Montenegro a souligné que l’État va « exprimer toute sa confiance » dans les municipalités, les personnes et les entreprises, afin de faire avancer ce processus. Cependant, il a averti que ceux qui enfreindront les règles « seront tenus responsables ».

En même temps, le gouvernement a admis la possibilité de libérer des travailleurs de travaux publics qui, volontairement, seraient disponibles pour intervenir dans les localités les plus affectées par le mauvais temps.

Le gouvernement avait décidé que les soutiens octroyés par l’État, dans le cadre des dommages causés par la tempête Kristin, jusqu’à 5 000 euros pour la reconstruction de logements et d’hébergement temporaire dispensent de vérification et peuvent être sollicités avec des photographies.

Selon une résolution du Conseil des ministres publiée au Journal officiel mardi, « jusqu’à un montant de 5 000 euros, l’estimation du coût éligible peut être basée sur des photographies présentées par le demandeur, dispensant de vérification sur place ».

Ainsi, sont éligibles, en ce qui concerne la résidence principale permanente, les dépenses engagées pour financer « les travaux et interventions nécessaires à la réparation, réhabilitation ou reconstruction de la résidence principale et permanente endommagée par la tempête ‘Kristin’, intégrée dans un bâtiment situé dans une municipalité couverte et effectivement utilisée comme résidence habituelle du ménage », ainsi que les dépenses de relogement temporaire, dûment justifiées par l’impossibilité d’utiliser l’habitation affectée.

Pour cela, le diplôme précise que le « coût éligible est déterminé sur la base d’une estimation élaborée sous la responsabilité de la municipalité et validée par la CCDR [Commission de Coordination et de Développement Régional] territorialement compétente, pouvant être utilisés des référentiels de coûts unitaires par typologie de travaux ».

Selon le gouvernement, la participation publique pour chaque opération est de « 100 % des dépenses éligibles résiduelles après déduction des indemnisations d’assurance et autres soutiens, avec un plafond global de 10 000 euros, par foyer résidentiel ».

Sont également disponibles, via l’Instrument financier pour la réhabilitation et la revitalisation urbaines (IFRRU), « des lignes de crédit pour les coûts non couverts par la subvention publique dans les travaux et interventions nécessaires à la réparation, réhabilitation ou reconstruction de la résidence principale et permanente endommagée par la tempête ».

Le contexte

Douze personnes sont mortes au Portugal depuis la semaine dernière à la suite du passage des dépressions Kristin et Leonardo, qui ont également causé de nombreux centaines de blessés et de déplacés.

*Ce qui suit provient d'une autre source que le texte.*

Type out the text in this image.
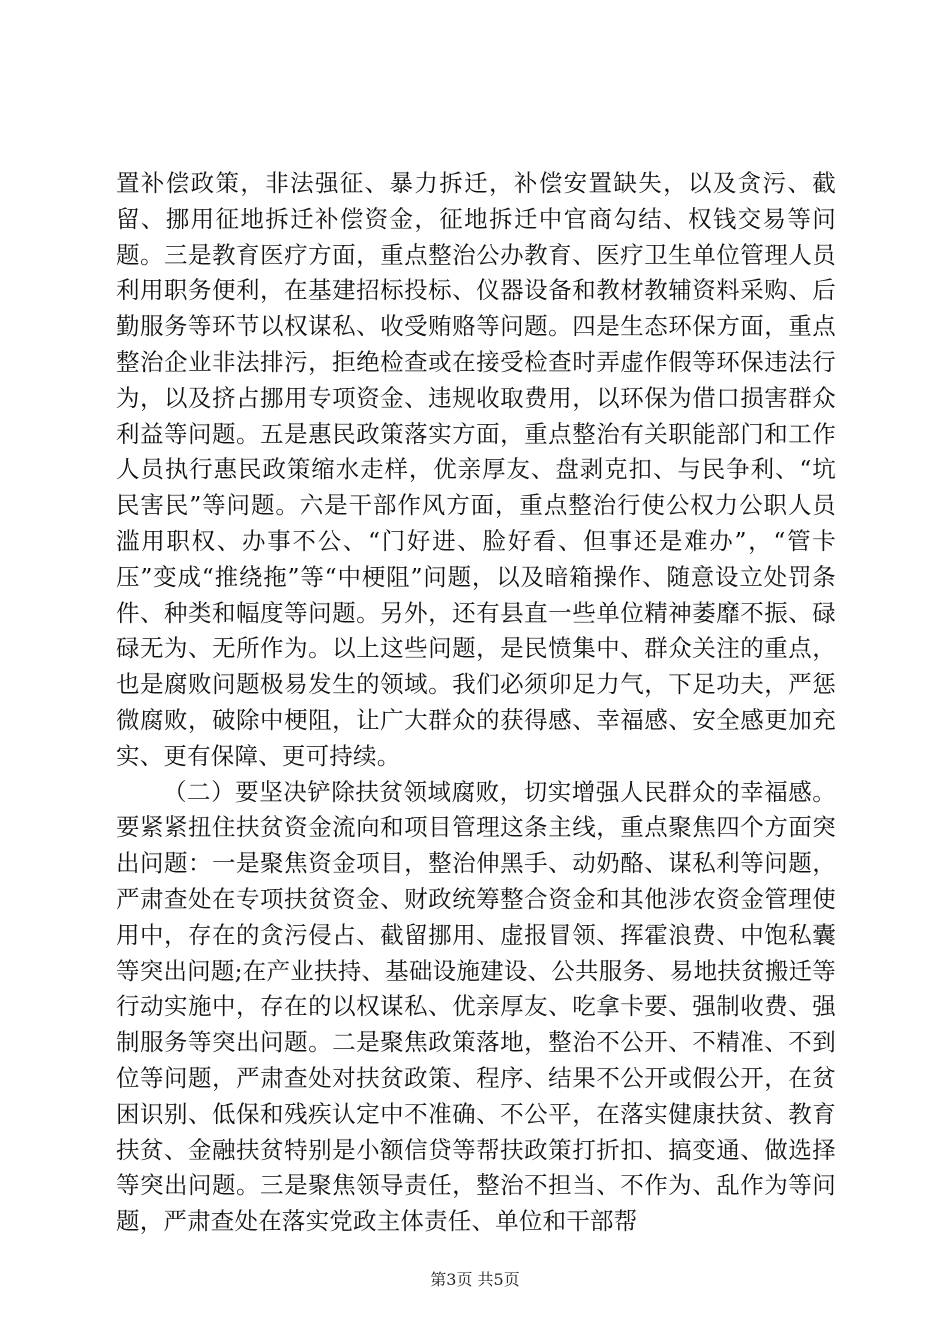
置补偿政策，非法强征、暴力拆迁，补偿安置缺失，以及贪污、截留、挪用征地拆迁补偿资金，征地拆迁中官商勾结、权钱交易等问题。三是教育医疗方面，重点整治公办教育、医疗卫生单位管理人员利用职务便利，在基建招标投标、仪器设备和教材教辅资料采购、后勤服务等环节以权谋私、收受贿赂等问题。四是生态环保方面，重点整治企业非法排污，拒绝检查或在接受检查时弄虚作假等环保违法行为，以及挤占挪用专项资金、违规收取费用，以环保为借口损害群众利益等问题。五是惠民政策落实方面，重点整治有关职能部门和工作人员执行惠民政策缩水走样，优亲厚友、盘剥克扣、与民争利、“坑民害民”等问题。六是干部作风方面，重点整治行使公权力公职人员滥用职权、办事不公、“门好进、脸好看、但事还是难办”，“管卡压”变成“推绕拖”等“中梗阻”问题，以及暗箱操作、随意设立处罚条件、种类和幅度等问题。另外，还有县直一些单位精神萎靡不振、碌碌无为、无所作为。以上这些问题，是民愤集中、群众关注的重点，也是腐败问题极易发生的领域。我们必须卯足力气，下足功夫，严惩微腐败，破除中梗阻，让广大群众的获得感、幸福感、安全感更加充实、更有保障、更可持续。

（二）要坚决铲除扶贫领域腐败，切实增强人民群众的幸福感。要紧紧扭住扶贫资金流向和项目管理这条主线，重点聚焦四个方面突出问题：一是聚焦资金项目，整治伸黑手、动奶酪、谋私利等问题，严肃查处在专项扶贫资金、财政统筹整合资金和其他涉农资金管理使用中，存在的贪污侵占、截留挪用、虚报冒领、挥霍浪费、中饱私囊等突出问题;在产业扶持、基础设施建设、公共服务、易地扶贫搬迁等行动实施中，存在的以权谋私、优亲厚友、吃拿卡要、强制收费、强制服务等突出问题。二是聚焦政策落地，整治不公开、不精准、不到位等问题，严肃查处对扶贫政策、程序、结果不公开或假公开，在贫困识别、低保和残疾认定中不准确、不公平，在落实健康扶贫、教育扶贫、金融扶贫特别是小额信贷等帮扶政策打折扣、搞变通、做选择等突出问题。三是聚焦领导责任，整治不担当、不作为、乱作为等问题，严肃查处在落实党政主体责任、单位和干部帮

第3页 共5页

La destruction totale ou partielle de maisons, d’entreprises et d’équipements, la chute d’arbres et de structures, la fermeture de routes, d’écoles et de services de transport, et la coupure d’électricité, d’eau et de communications sont les principales conséquences matérielles de la tempête.

Les régions Centre, Lisbonne et Vale do Tejo et Alentejo sont les plus touchées.

La situation de calamité va à nouveau être prolongée au Portugal continental, s’étendant d’une semaine supplémentaire, jusqu’au 15 février, en raison de la poursuite du mauvais temps, a annoncé le Premier ministre.